OSMOZ-IT — Semantic matching project
Context
OSMOZ-IT faces difficulties in identifying series episodes: titles and numbers vary by country of broadcast, making correspondences complex. A quick pilot on OpenSearch confirmed the feasibility of a semantic matching approach for synopses.
Solution delivered
- Vector engine : OpenSearch deployed in Docker for semantic search.
- Multilingual embeddings : conversion of synopses into embedding vectors via multilingual models.
- Import and search : data ingestion in multiple languages, search via Dev Tools and REST API.
- Comparative benchmark : model evaluation, search strategies and statistical analysis.
- Turnkey delivery : Dockerfile, Docker Compose, technical summary, demo notebook and test results.
Benchmark
A benchmark approach was conducted to validate the solution: comparison of embedding models (proprietary vs open source), analysis of search strategies (minimum score threshold, top-k), and statistical evaluation (precision, recall, MRR, NDCG).

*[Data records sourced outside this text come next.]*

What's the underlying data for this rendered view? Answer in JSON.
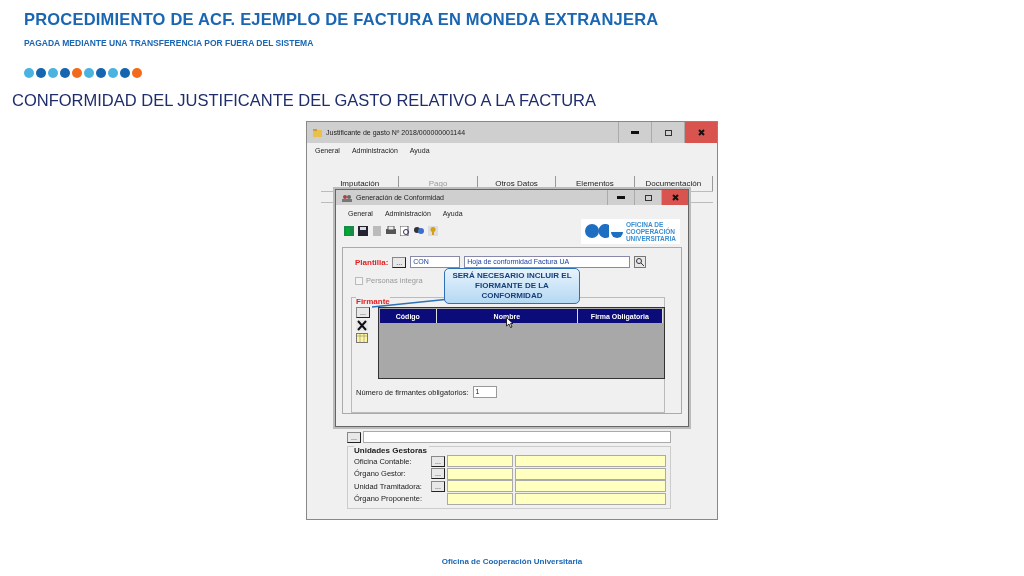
{
  "slide": {
    "title": "PROCEDIMIENTO DE ACF. EJEMPLO DE FACTURA EN MONEDA EXTRANJERA",
    "subtitle": "PAGADA MEDIANTE UNA TRANSFERENCIA POR FUERA DEL SISTEMA",
    "dots": [
      {
        "color": "#4ab3e0"
      },
      {
        "color": "#1565b0"
      },
      {
        "color": "#4ab3e0"
      },
      {
        "color": "#1565b0"
      },
      {
        "color": "#f26a1b"
      },
      {
        "color": "#4ab3e0"
      },
      {
        "color": "#1565b0"
      },
      {
        "color": "#4ab3e0"
      },
      {
        "color": "#1565b0"
      },
      {
        "color": "#f26a1b"
      }
    ],
    "heading": "CONFORMIDAD DEL JUSTIFICANTE DEL GASTO RELATIVO A LA FACTURA",
    "footer": "Oficina de Cooperación Universitaria"
  },
  "window": {
    "title": "Justificante de gasto Nº 2018/000000001144",
    "menu": [
      "General",
      "Administración",
      "Ayuda"
    ],
    "tabs": [
      {
        "label": "Imputación",
        "disabled": false
      },
      {
        "label": "Pago",
        "disabled": true
      },
      {
        "label": "Otros Datos",
        "disabled": false
      },
      {
        "label": "Elementos",
        "disabled": false
      },
      {
        "label": "Documentación",
        "disabled": false
      }
    ],
    "lower_button": "...",
    "unidades": {
      "title": "Unidades Gestoras",
      "rows": [
        {
          "label": "Oficina Contable:",
          "button": "..."
        },
        {
          "label": "Órgano Gestor:",
          "button": "..."
        },
        {
          "label": "Unidad Tramitadora:",
          "button": "..."
        },
        {
          "label": "Órgano Proponente:"
        }
      ]
    }
  },
  "dialog": {
    "title": "Generación de Conformidad",
    "menu": [
      "General",
      "Administración",
      "Ayuda"
    ],
    "logo": [
      "OFICINA DE",
      "COOPERACIÓN",
      "UNIVERSITARIA"
    ],
    "plantilla": {
      "label": "Plantilla:",
      "button": "...",
      "code": "CON",
      "name": "Hoja de conformidad Factura UA"
    },
    "checkbox": {
      "label": "Personas integra",
      "checked": false,
      "disabled": true
    },
    "firmante": {
      "title": "Firmante",
      "add_button": "...",
      "columns": [
        "Código",
        "Nombre",
        "Firma Obligatoria"
      ]
    },
    "count": {
      "label": "Número de firmantes obligatorios:",
      "value": "1"
    },
    "callout": "SERÁ NECESARIO INCLUIR EL FIORMANTE DE LA CONFORMIDAD"
  }
}
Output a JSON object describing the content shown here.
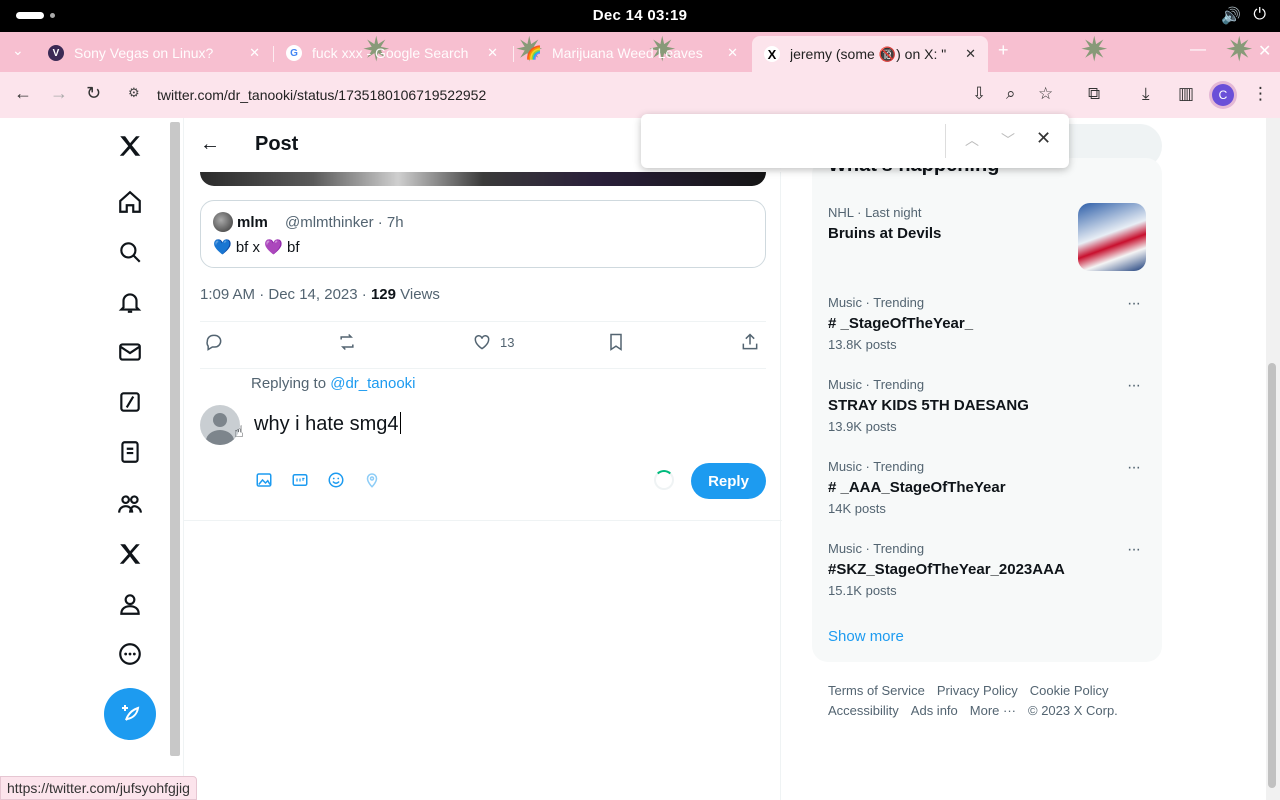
{
  "os": {
    "clock": "Dec 14  03:19"
  },
  "tabs": [
    {
      "title": "Sony Vegas on Linux?",
      "favicon": "V",
      "favicon_color": "#3b2a55"
    },
    {
      "title": "fuck xxx - Google Search",
      "favicon": "G",
      "favicon_color": "#ffffff"
    },
    {
      "title": "Marijuana Weed Leaves",
      "favicon": "🌈",
      "favicon_color": "transparent"
    },
    {
      "title": "jeremy (some 🔞) on X: \"",
      "favicon": "X",
      "favicon_color": "#000000"
    }
  ],
  "address": {
    "url": "twitter.com/dr_tanooki/status/1735180106719522952"
  },
  "profile_initial": "C",
  "post": {
    "header_title": "Post",
    "quote": {
      "name": "mlm",
      "handle": "@mlmthinker · 7h",
      "text": "💙 bf x 💜 bf"
    },
    "meta_time": "1:09 AM · Dec 14, 2023 · ",
    "meta_views_count": "129",
    "meta_views_label": " Views",
    "like_count": "13",
    "replying_prefix": "Replying to ",
    "replying_handle": "@dr_tanooki",
    "compose_text": "why i hate smg4",
    "reply_button": "Reply"
  },
  "sidebar": {
    "trends_title": "What's happening",
    "trends": [
      {
        "context": "NHL · Last night",
        "name": "Bruins at Devils",
        "count": ""
      },
      {
        "context": "Music · Trending",
        "name": "#      _StageOfTheYear_",
        "count": "13.8K posts"
      },
      {
        "context": "Music · Trending",
        "name": "STRAY KIDS 5TH DAESANG",
        "count": "13.9K posts"
      },
      {
        "context": "Music · Trending",
        "name": "#      _AAA_StageOfTheYear",
        "count": "14K posts"
      },
      {
        "context": "Music · Trending",
        "name": "#SKZ_StageOfTheYear_2023AAA",
        "count": "15.1K posts"
      }
    ],
    "show_more": "Show more",
    "footer": {
      "terms": "Terms of Service",
      "privacy": "Privacy Policy",
      "cookie": "Cookie Policy",
      "accessibility": "Accessibility",
      "ads": "Ads info",
      "more": "More ···",
      "copyright": "© 2023 X Corp."
    }
  },
  "find": {
    "value": ""
  },
  "status_link": "https://twitter.com/jufsyohfgjig",
  "colors": {
    "accent": "#1d9bf0",
    "tabstrip": "#f7bfd0",
    "toolbar": "#fce4ec"
  }
}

The objective was to achieve a correct matching rate above 90% on a representative sample.
Client testimonial
"I called on Ninoh and Joël to develop a semantic matching prototype for series episodes. The quality of the deliverable and the precision of their report far exceeded my expectations. I strongly recommend Ninoh and Joël to any company looking for reliable and rigorous AI experts."
— Marc OZONNE, Co-founder, OSMOZ-IT